Ertesi günü kafeye gitmedim ama mezarlığın etrafında dolaştım yine. Neden sonra birkaç kadının mezarlığın çıkışında toplanmış oturduklarını fark ettim... Yüzler ve sesler tanıdıktı, bu defa ölümün soğuk sesinden uzak. Keşfedilmemiş bir soğukluktu bu. Bilinmeyen bir yemeği tatmak gibi... Öyle çekimser, öyle kopuk, öyle tanımsızdı içimdeki ölüm duygusu...
Dün sizden sonra nakit zamanlardan lafladık o genç arkadaşla. Yapmak istediklerini, hayallerini anlatıp durdu nefessiz... Vakit, kazaya bırakılamayacak kadar peşin ve değerli dedim ona, vakti kazaya bırakma! Ama dediğim gibi, bir daha görmedim onu o günden sonra...
Biraz daha yaklaşınca mezarlığın çıkışına gelenlerin annem ve kardeşlerim olduğunu gördüm... Onlar da babamı ziyaret etmek için gelmiş olmalılar. Babam iyi adamdı, vakti nakit ödemeyi severdi.

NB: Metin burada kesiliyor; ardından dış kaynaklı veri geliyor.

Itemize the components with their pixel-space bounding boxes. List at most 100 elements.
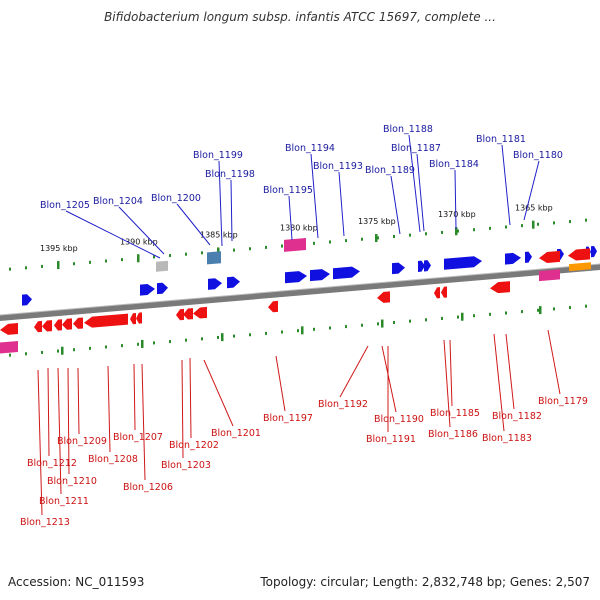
inner-minor-tick — [505, 311, 507, 315]
inner-minor-tick — [105, 345, 107, 349]
reverse-gene-label: Blon_1203 — [161, 460, 211, 471]
forward-gene-label: Blon_1205 — [40, 200, 90, 211]
inner-major-tick — [301, 326, 304, 335]
forward-gene — [591, 246, 597, 258]
forward-gene — [392, 262, 405, 275]
forward-gene — [227, 276, 240, 289]
outer-minor-tick — [537, 222, 539, 226]
forward-label-connector — [454, 169, 457, 230]
inner-minor-tick — [457, 315, 459, 319]
outer-minor-tick — [9, 267, 11, 271]
reverse-label-connector — [133, 363, 136, 431]
reverse-gene-label: Blon_1186 — [428, 429, 478, 440]
reverse-gene-label: Blon_1201 — [211, 428, 261, 439]
rna-gene — [284, 237, 306, 252]
forward-label-connector — [218, 160, 223, 247]
outer-minor-tick — [409, 233, 411, 237]
inner-major-tick — [141, 339, 144, 348]
outer-minor-tick — [41, 264, 43, 268]
gray-gene — [156, 260, 168, 272]
inner-minor-tick — [521, 310, 523, 314]
reverse-label-connector — [381, 345, 397, 413]
inner-minor-tick — [425, 318, 427, 322]
reverse-gene — [84, 313, 128, 328]
reverse-label-connector — [505, 333, 515, 410]
reverse-label-connector — [141, 363, 146, 481]
reverse-gene — [130, 312, 136, 325]
reverse-label-connector — [189, 357, 192, 439]
forward-gene — [505, 252, 521, 265]
reverse-gene-label: Blon_1192 — [318, 399, 368, 410]
reverse-gene — [539, 250, 560, 264]
outer-minor-tick — [249, 247, 251, 251]
inner-minor-tick — [217, 335, 219, 339]
reverse-label-connector — [339, 345, 369, 398]
outer-minor-tick — [393, 235, 395, 239]
outer-minor-tick — [201, 251, 203, 255]
outer-minor-tick — [569, 220, 571, 224]
rna-gene — [0, 340, 18, 354]
outer-major-tick — [375, 234, 378, 243]
inner-minor-tick — [537, 308, 539, 312]
inner-minor-tick — [153, 341, 155, 345]
reverse-gene — [441, 286, 447, 298]
rna-gene — [539, 269, 560, 282]
scale-tick-label: 1365 kbp — [515, 204, 553, 213]
outer-minor-tick — [553, 221, 555, 225]
outer-minor-tick — [585, 218, 587, 222]
forward-gene-label: Blon_1181 — [476, 134, 526, 145]
outer-minor-tick — [105, 259, 107, 263]
forward-gene-label: Blon_1199 — [193, 150, 243, 161]
outer-minor-tick — [281, 244, 283, 248]
forward-gene — [444, 256, 482, 270]
outer-minor-tick — [457, 229, 459, 233]
inner-minor-tick — [25, 352, 27, 356]
reverse-gene — [34, 320, 42, 333]
outer-minor-tick — [89, 260, 91, 264]
forward-gene — [285, 271, 307, 284]
scale-tick-label: 1390 kbp — [120, 237, 158, 246]
reverse-gene-label: Blon_1179 — [538, 396, 588, 407]
inner-major-tick — [221, 333, 224, 342]
forward-gene — [140, 283, 155, 296]
inner-minor-tick — [201, 337, 203, 341]
reverse-gene-label: Blon_1211 — [39, 496, 89, 507]
outer-minor-tick — [521, 224, 523, 228]
inner-minor-tick — [233, 334, 235, 338]
reverse-gene-label: Blon_1183 — [482, 433, 532, 444]
reverse-gene — [176, 308, 184, 321]
accession-text: Accession: NC_011593 — [8, 575, 145, 589]
outer-minor-tick — [329, 240, 331, 244]
forward-label-connector — [118, 206, 165, 255]
scale-tick-label: 1380 kbp — [280, 224, 318, 233]
inner-minor-tick — [329, 326, 331, 330]
forward-gene — [208, 278, 222, 290]
reverse-gene-label: Blon_1213 — [20, 517, 70, 528]
inner-minor-tick — [553, 307, 555, 311]
outer-minor-tick — [233, 248, 235, 252]
inner-major-tick — [61, 346, 64, 355]
outer-minor-tick — [265, 245, 267, 249]
forward-label-connector — [176, 203, 211, 246]
outer-minor-tick — [377, 236, 379, 240]
highlighted-gene — [207, 251, 221, 265]
forward-label-connector — [338, 171, 345, 237]
reverse-gene-label: Blon_1182 — [492, 411, 542, 422]
inner-minor-tick — [73, 348, 75, 352]
outer-minor-tick — [25, 266, 27, 270]
reverse-gene-label: Blon_1210 — [47, 476, 97, 487]
reverse-label-connector — [57, 367, 62, 495]
inner-major-tick — [381, 319, 384, 328]
inner-minor-tick — [297, 329, 299, 333]
reverse-label-connector — [47, 367, 50, 457]
outer-major-tick — [532, 220, 535, 229]
reverse-gene-label: Blon_1212 — [27, 458, 77, 469]
inner-minor-tick — [169, 340, 171, 344]
map-title: Bifidobacterium longum subsp. infantis A… — [104, 10, 496, 24]
forward-gene — [333, 266, 360, 280]
inner-minor-tick — [9, 353, 11, 357]
reverse-gene — [42, 320, 52, 332]
outer-minor-tick — [169, 254, 171, 258]
forward-gene — [157, 282, 168, 295]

Çalkantılı zamanlardan geçmiş o da ilk önce, bütün babalar gibi. Maddi manevi zorluklar çekmiş öyle ki... Neyse ki toprak sakin, toprak sessiz, bazen beni ürkütmek yerine dinlendiriyor bu sessizlik.
...
Canım bugün kafeye gitmek istemiyor ve gelecek yoruyor içimdeki zamansızlığı. Gitsem biliyorum, yine oğlum olacak kafede. Ben konuşsam da beni duymayacak. Ona bir daha gelmemesini söyledim en sonki rüyasında. Artık beni değil kendisini düşünmesini salık verdim, vakit nakite çalarken.
Gün bitti burada, bir daha güneşe çalar mı akşam bilmiyorum. Bugünlerde sadece mezarlıktaki çiçekleri sulamak için dolaşıyorum etrafta. Oysa aynı anda bir sürü iş yapmayı severdim bir zamanlar. Bir de mezarlık kitabelerine ufak notlar karalıyorum, küçük ç/akıl taşlarıyla. Sanırım ilk yazım gibi biraz karmaşık son yazım da...
Alın yazımız anlatsın, biz anlatmadan ayrılığı
Birleşen yollardan kalan mutlu zamanları
Beklemeyin beni sevdiklerim, burada güneş b/aşka doğar
Biter her şey, her şey yeniden başlar
Hiç durmadan vakit nakde çalar
Güzel bir öykü kotarılmış. Vaktin nakite çaldığı zamanları iyi değerlendirmeli ki hayatın bir tekrarı daha yok değil mi? Kutlarım Şulecan içtenlikle...👍
Beğenerek okudum enfes bir öykü olmuş kardeşim selamlarımla.